Сколько ей придется пробыть в Германии, Рита не знала. Как пройдут роды, как будет чувствовать себя ребенок, она сама… Может, месяц, а может и полгода, что заранее загадывать?
– Меня в Москву зазываешь, а сама-то вон к немцам рожать едешь, – заметила мама. – Что ж в Москве своей не хочешь?
Рита не ответила. Объяснить маме разницу между родами в Германии и в России, пусть и в Москве, было даже труднее, чем описать ей состояние кардиологии в Меченосце.
Да что маме! Рита и сама не сразу осознала, что всего за какие-нибудь пять последних лет медицина переменилась в мире кардинально. И вместе с ней переменилось отношение к болезням. Они перестали восприниматься как что-то роковое – люди вдруг поняли, что вылечить можно если не абсолютно все, то очень многое, гораздо больше того, что можно было вылечить всего пять лет назад. Осознание этого вошло в умы, укрепилось и стало определять собою повседневную жизнь людей. И не потому, что кто-то постарался их в этом убедить, а потому, что это было правдой.
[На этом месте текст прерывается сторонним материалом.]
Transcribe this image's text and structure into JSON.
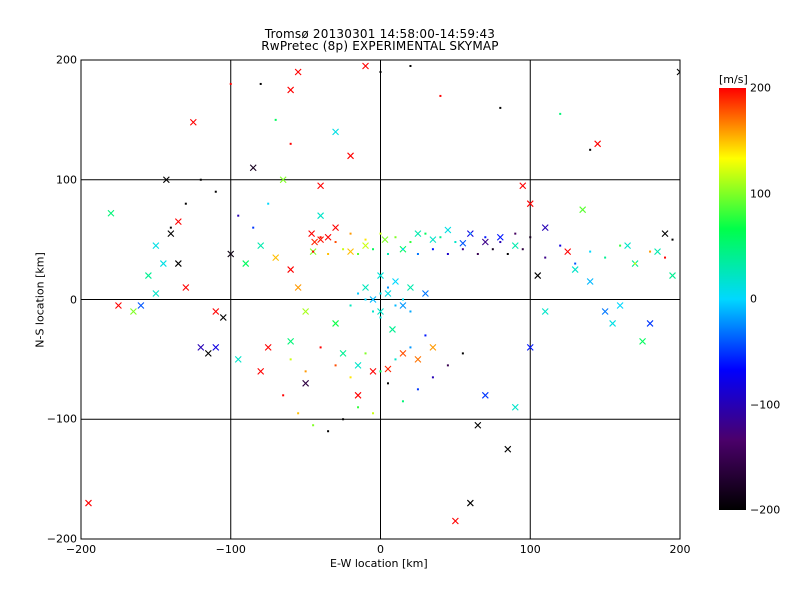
{
  "chart_data": {
    "type": "scatter",
    "title": "Tromsø 20130301 14:58:00-14:59:43",
    "subtitle": "RwPretec (8p) EXPERIMENTAL SKYMAP",
    "xlabel": "E-W location [km]",
    "ylabel": "N-S location [km]",
    "xlim": [
      -200,
      200
    ],
    "ylim": [
      -200,
      200
    ],
    "x_ticks": [
      -200,
      -100,
      0,
      100,
      200
    ],
    "y_ticks": [
      -200,
      -100,
      0,
      100,
      200
    ],
    "x_tick_labels": [
      "−200",
      "−100",
      "0",
      "100",
      "200"
    ],
    "y_tick_labels": [
      "−200",
      "−100",
      "0",
      "100",
      "200"
    ],
    "grid": true,
    "colorbar": {
      "label": "[m/s]",
      "range": [
        -200,
        200
      ],
      "ticks": [
        200,
        100,
        0,
        -100,
        -200
      ],
      "tick_labels": [
        "200",
        "100",
        "0",
        "−100",
        "−200"
      ],
      "colormap": [
        "#000000",
        "#4b006b",
        "#0000ff",
        "#00d8ff",
        "#00ff4a",
        "#ffff00",
        "#ff0000"
      ]
    },
    "series": [
      {
        "marker": "x",
        "points": [
          [
            -46,
            55,
            200
          ],
          [
            -40,
            50,
            195
          ],
          [
            -44,
            48,
            190
          ],
          [
            -35,
            52,
            205
          ],
          [
            -20,
            40,
            150
          ],
          [
            -10,
            45,
            120
          ],
          [
            3,
            50,
            100
          ],
          [
            15,
            42,
            60
          ],
          [
            25,
            55,
            30
          ],
          [
            35,
            50,
            20
          ],
          [
            45,
            58,
            10
          ],
          [
            55,
            47,
            -40
          ],
          [
            60,
            55,
            -80
          ],
          [
            70,
            48,
            -120
          ],
          [
            80,
            52,
            -60
          ],
          [
            90,
            45,
            30
          ],
          [
            -100,
            38,
            -190
          ],
          [
            -80,
            45,
            30
          ],
          [
            -90,
            30,
            60
          ],
          [
            -70,
            35,
            150
          ],
          [
            -60,
            25,
            200
          ],
          [
            -55,
            10,
            160
          ],
          [
            -50,
            -10,
            110
          ],
          [
            -30,
            -20,
            70
          ],
          [
            -25,
            -45,
            40
          ],
          [
            -15,
            -55,
            20
          ],
          [
            -5,
            -60,
            200
          ],
          [
            5,
            -58,
            190
          ],
          [
            15,
            -45,
            180
          ],
          [
            25,
            -50,
            170
          ],
          [
            35,
            -40,
            160
          ],
          [
            0,
            -10,
            20
          ],
          [
            5,
            5,
            10
          ],
          [
            -5,
            0,
            -10
          ],
          [
            10,
            15,
            0
          ],
          [
            15,
            -5,
            -20
          ],
          [
            20,
            10,
            30
          ],
          [
            0,
            20,
            15
          ],
          [
            -10,
            10,
            25
          ],
          [
            8,
            -25,
            40
          ],
          [
            30,
            5,
            -30
          ],
          [
            130,
            25,
            20
          ],
          [
            140,
            15,
            -10
          ],
          [
            150,
            -10,
            -30
          ],
          [
            155,
            -20,
            10
          ],
          [
            160,
            -5,
            0
          ],
          [
            170,
            30,
            40
          ],
          [
            165,
            45,
            20
          ],
          [
            180,
            -20,
            -50
          ],
          [
            -175,
            -5,
            200
          ],
          [
            -180,
            72,
            50
          ],
          [
            -160,
            -5,
            -40
          ],
          [
            -150,
            5,
            20
          ],
          [
            -145,
            30,
            10
          ],
          [
            -135,
            30,
            -200
          ],
          [
            -130,
            10,
            200
          ],
          [
            -120,
            -40,
            -100
          ],
          [
            -115,
            -45,
            -200
          ],
          [
            -110,
            -10,
            200
          ],
          [
            -150,
            45,
            10
          ],
          [
            -155,
            20,
            40
          ],
          [
            -140,
            55,
            -200
          ],
          [
            -143,
            100,
            -200
          ],
          [
            -135,
            65,
            200
          ],
          [
            -125,
            148,
            200
          ],
          [
            -105,
            -15,
            -200
          ],
          [
            -95,
            -50,
            20
          ],
          [
            -40,
            70,
            20
          ],
          [
            -45,
            40,
            100
          ],
          [
            -30,
            60,
            200
          ],
          [
            -80,
            -60,
            200
          ],
          [
            -85,
            110,
            -180
          ],
          [
            -60,
            -35,
            50
          ],
          [
            -75,
            -40,
            200
          ],
          [
            -65,
            100,
            100
          ],
          [
            -30,
            140,
            10
          ],
          [
            -20,
            120,
            200
          ],
          [
            -10,
            195,
            200
          ],
          [
            -15,
            -80,
            200
          ],
          [
            -40,
            95,
            200
          ],
          [
            -50,
            -70,
            -160
          ],
          [
            -60,
            175,
            200
          ],
          [
            -55,
            190,
            200
          ],
          [
            50,
            -185,
            200
          ],
          [
            60,
            -170,
            -200
          ],
          [
            65,
            -105,
            -200
          ],
          [
            70,
            -80,
            -50
          ],
          [
            85,
            -125,
            -200
          ],
          [
            90,
            -90,
            20
          ],
          [
            100,
            -40,
            -60
          ],
          [
            110,
            -10,
            20
          ],
          [
            110,
            60,
            -100
          ],
          [
            100,
            80,
            200
          ],
          [
            95,
            95,
            200
          ],
          [
            105,
            20,
            -200
          ],
          [
            125,
            40,
            200
          ],
          [
            135,
            75,
            90
          ],
          [
            145,
            130,
            200
          ],
          [
            175,
            -35,
            60
          ],
          [
            190,
            55,
            -200
          ],
          [
            185,
            40,
            30
          ],
          [
            195,
            20,
            40
          ],
          [
            200,
            190,
            -200
          ],
          [
            -195,
            -170,
            200
          ],
          [
            -110,
            -40,
            -80
          ],
          [
            -165,
            -10,
            100
          ]
        ]
      },
      {
        "marker": "dot",
        "points": [
          [
            -40,
            52,
            195
          ],
          [
            -30,
            48,
            180
          ],
          [
            -20,
            55,
            160
          ],
          [
            -10,
            50,
            140
          ],
          [
            0,
            55,
            120
          ],
          [
            10,
            52,
            100
          ],
          [
            20,
            48,
            80
          ],
          [
            30,
            55,
            60
          ],
          [
            40,
            52,
            40
          ],
          [
            50,
            48,
            20
          ],
          [
            60,
            55,
            -20
          ],
          [
            70,
            52,
            -60
          ],
          [
            80,
            48,
            -100
          ],
          [
            90,
            55,
            -140
          ],
          [
            100,
            52,
            -180
          ],
          [
            -45,
            40,
            200
          ],
          [
            -35,
            38,
            150
          ],
          [
            -25,
            42,
            120
          ],
          [
            -15,
            38,
            90
          ],
          [
            -5,
            42,
            60
          ],
          [
            5,
            38,
            30
          ],
          [
            15,
            42,
            0
          ],
          [
            25,
            38,
            -30
          ],
          [
            35,
            42,
            -60
          ],
          [
            45,
            38,
            -90
          ],
          [
            55,
            42,
            -120
          ],
          [
            65,
            38,
            -150
          ],
          [
            75,
            42,
            -180
          ],
          [
            85,
            38,
            -200
          ],
          [
            95,
            42,
            -160
          ],
          [
            -10,
            0,
            0
          ],
          [
            0,
            5,
            10
          ],
          [
            10,
            -5,
            -10
          ],
          [
            -5,
            -10,
            20
          ],
          [
            5,
            10,
            -20
          ],
          [
            15,
            0,
            5
          ],
          [
            -15,
            5,
            -5
          ],
          [
            0,
            -15,
            15
          ],
          [
            20,
            -10,
            -15
          ],
          [
            -20,
            -5,
            25
          ],
          [
            110,
            35,
            -120
          ],
          [
            120,
            45,
            -80
          ],
          [
            130,
            30,
            -40
          ],
          [
            140,
            40,
            0
          ],
          [
            150,
            35,
            40
          ],
          [
            160,
            45,
            80
          ],
          [
            170,
            30,
            120
          ],
          [
            180,
            40,
            160
          ],
          [
            190,
            35,
            200
          ],
          [
            195,
            50,
            -200
          ],
          [
            -60,
            -50,
            120
          ],
          [
            -50,
            -60,
            160
          ],
          [
            -40,
            -40,
            200
          ],
          [
            -30,
            -55,
            180
          ],
          [
            -20,
            -65,
            140
          ],
          [
            -10,
            -45,
            100
          ],
          [
            0,
            -60,
            60
          ],
          [
            10,
            -50,
            20
          ],
          [
            20,
            -40,
            -20
          ],
          [
            30,
            -30,
            -60
          ],
          [
            -100,
            180,
            200
          ],
          [
            -80,
            180,
            -200
          ],
          [
            -70,
            150,
            60
          ],
          [
            -60,
            130,
            200
          ],
          [
            0,
            190,
            -200
          ],
          [
            20,
            195,
            -200
          ],
          [
            40,
            170,
            200
          ],
          [
            80,
            160,
            -200
          ],
          [
            120,
            155,
            50
          ],
          [
            140,
            125,
            -200
          ],
          [
            -140,
            60,
            -200
          ],
          [
            -130,
            80,
            -200
          ],
          [
            -120,
            100,
            -200
          ],
          [
            -110,
            90,
            -200
          ],
          [
            -95,
            70,
            -100
          ],
          [
            -85,
            60,
            -50
          ],
          [
            -75,
            80,
            0
          ],
          [
            -65,
            -80,
            200
          ],
          [
            -55,
            -95,
            150
          ],
          [
            -45,
            -105,
            100
          ],
          [
            -35,
            -110,
            -200
          ],
          [
            -25,
            -100,
            -200
          ],
          [
            -15,
            -90,
            80
          ],
          [
            -5,
            -95,
            120
          ],
          [
            5,
            -70,
            -200
          ],
          [
            15,
            -85,
            50
          ],
          [
            25,
            -75,
            -50
          ],
          [
            35,
            -65,
            -100
          ],
          [
            45,
            -55,
            -150
          ],
          [
            55,
            -45,
            -200
          ]
        ]
      }
    ]
  }
}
Может, роды у нее будут самые обыкновенные. Может, никакая особенная помощь ей не понадобится. Но выяснять это опытным путем Рита не хотела. А потому решила рожать там, где для здоровья ее ребенка будет сделано все, что придумано ясными умами всего мира к моменту его рождения.
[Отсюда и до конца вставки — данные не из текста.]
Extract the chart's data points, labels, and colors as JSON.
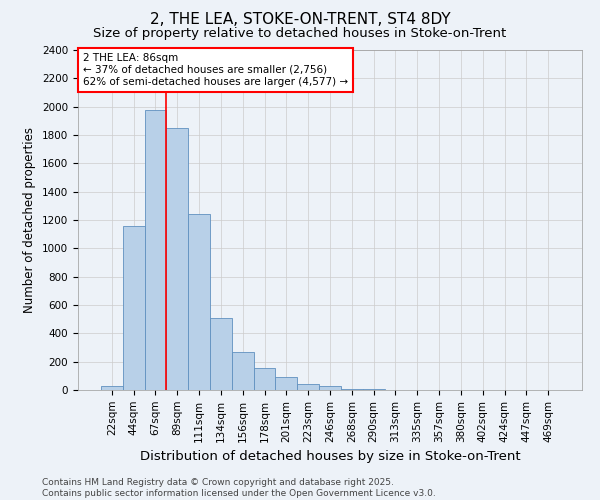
{
  "title1": "2, THE LEA, STOKE-ON-TRENT, ST4 8DY",
  "title2": "Size of property relative to detached houses in Stoke-on-Trent",
  "xlabel": "Distribution of detached houses by size in Stoke-on-Trent",
  "ylabel": "Number of detached properties",
  "categories": [
    "22sqm",
    "44sqm",
    "67sqm",
    "89sqm",
    "111sqm",
    "134sqm",
    "156sqm",
    "178sqm",
    "201sqm",
    "223sqm",
    "246sqm",
    "268sqm",
    "290sqm",
    "313sqm",
    "335sqm",
    "357sqm",
    "380sqm",
    "402sqm",
    "424sqm",
    "447sqm",
    "469sqm"
  ],
  "values": [
    25,
    1160,
    1975,
    1850,
    1240,
    510,
    270,
    155,
    95,
    45,
    30,
    5,
    5,
    3,
    2,
    2,
    2,
    2,
    2,
    2,
    2
  ],
  "bar_color": "#b8d0e8",
  "bar_edge_color": "#6090c0",
  "vline_x_idx": 3,
  "vline_color": "red",
  "annotation_text": "2 THE LEA: 86sqm\n← 37% of detached houses are smaller (2,756)\n62% of semi-detached houses are larger (4,577) →",
  "annotation_box_color": "white",
  "annotation_box_edge_color": "red",
  "ylim": [
    0,
    2400
  ],
  "yticks": [
    0,
    200,
    400,
    600,
    800,
    1000,
    1200,
    1400,
    1600,
    1800,
    2000,
    2200,
    2400
  ],
  "grid_color": "#cccccc",
  "bg_color": "#edf2f8",
  "footnote": "Contains HM Land Registry data © Crown copyright and database right 2025.\nContains public sector information licensed under the Open Government Licence v3.0.",
  "title1_fontsize": 11,
  "title2_fontsize": 9.5,
  "xlabel_fontsize": 9.5,
  "ylabel_fontsize": 8.5,
  "tick_fontsize": 7.5,
  "footnote_fontsize": 6.5
}
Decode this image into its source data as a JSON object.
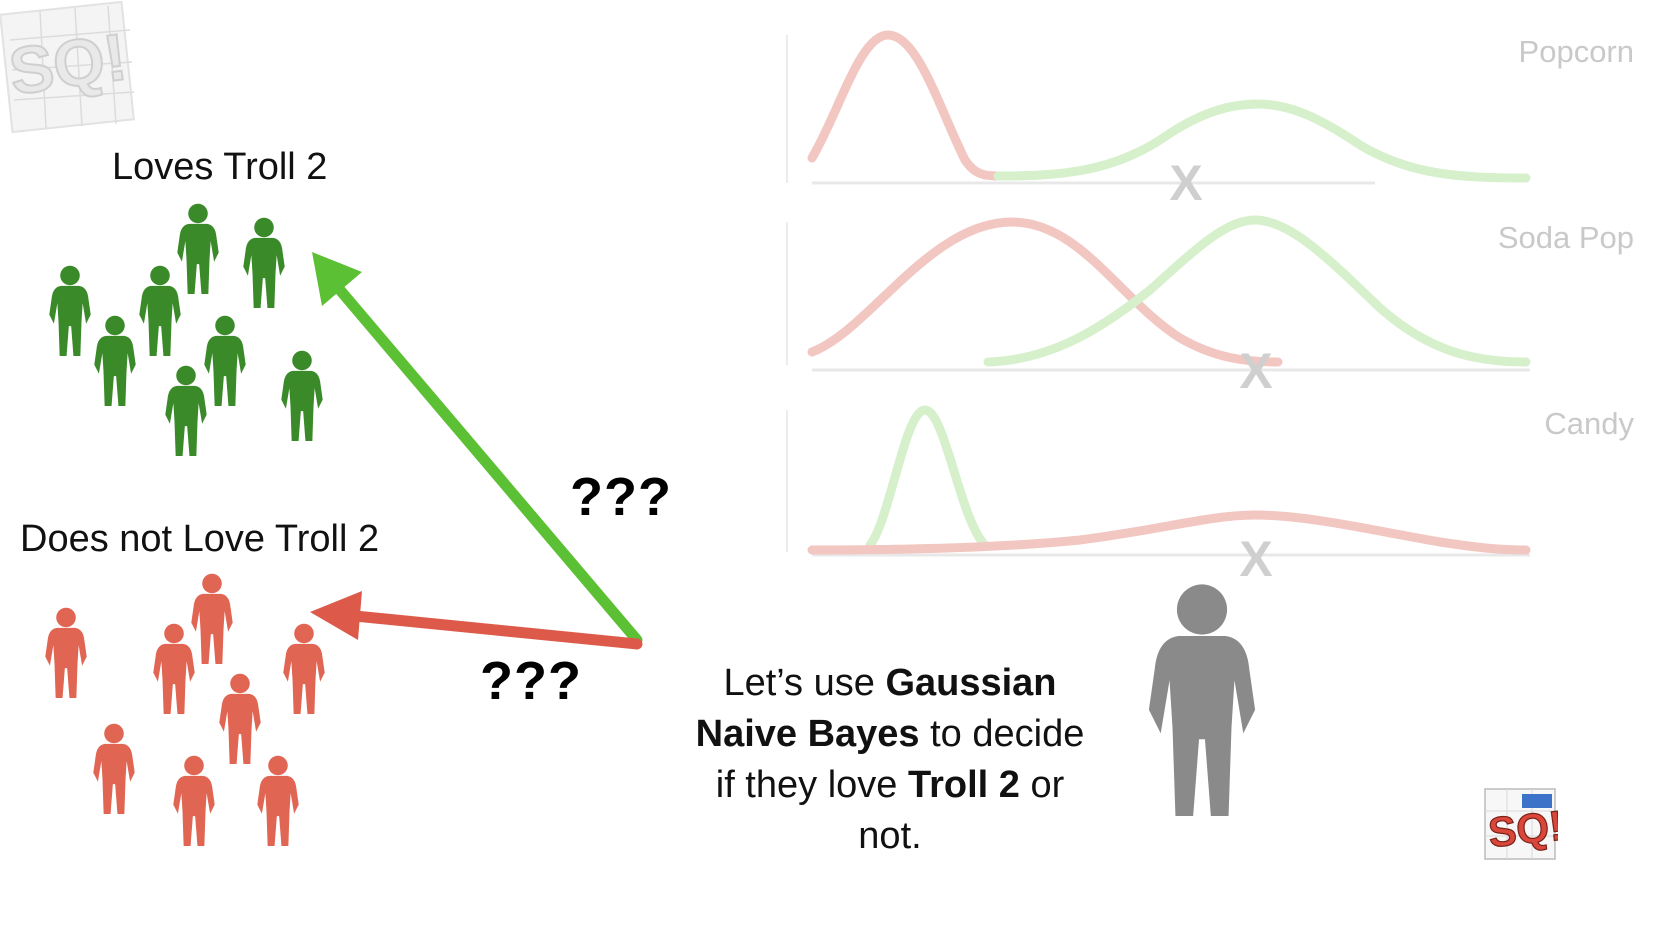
{
  "groups": {
    "loves_label": "Loves Troll 2",
    "not_loves_label": "Does not Love Troll 2",
    "loves_color": "#3b8a2a",
    "not_loves_color": "#e06553"
  },
  "arrows": {
    "green_question": "???",
    "red_question": "???",
    "green_color": "#5cc034",
    "red_color": "#dd5a4a"
  },
  "caption": {
    "line1_plain": "Let’s use ",
    "line1_bold": "Gaussian",
    "line2_bold": "Naive Bayes",
    "line2_plain": " to decide",
    "line3_plain": "if they love ",
    "line3_bold": "Troll 2",
    "line3_tail": " or",
    "line4_plain": "not."
  },
  "plots": [
    {
      "label": "Popcorn"
    },
    {
      "label": "Soda Pop"
    },
    {
      "label": "Candy"
    }
  ],
  "marker": "X",
  "logo": {
    "text": "SQ!",
    "accent": "#d9473b"
  }
}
Ну и как объяснишь это маме, если знаешь, что ее отношение к здоровью, в том числе собственному, определяется словами «Бог дал – Бог взял»?
– В Москве другое отношение к людям, – сказала Рита.
– Это да, – согласилась мама. – Сумасшедшая ваша Москва. В ней не то что рожать, воду из-под крана пить нельзя. То ли дело у нас в Меченосце! Родник через дорогу, я с канистрой хожу.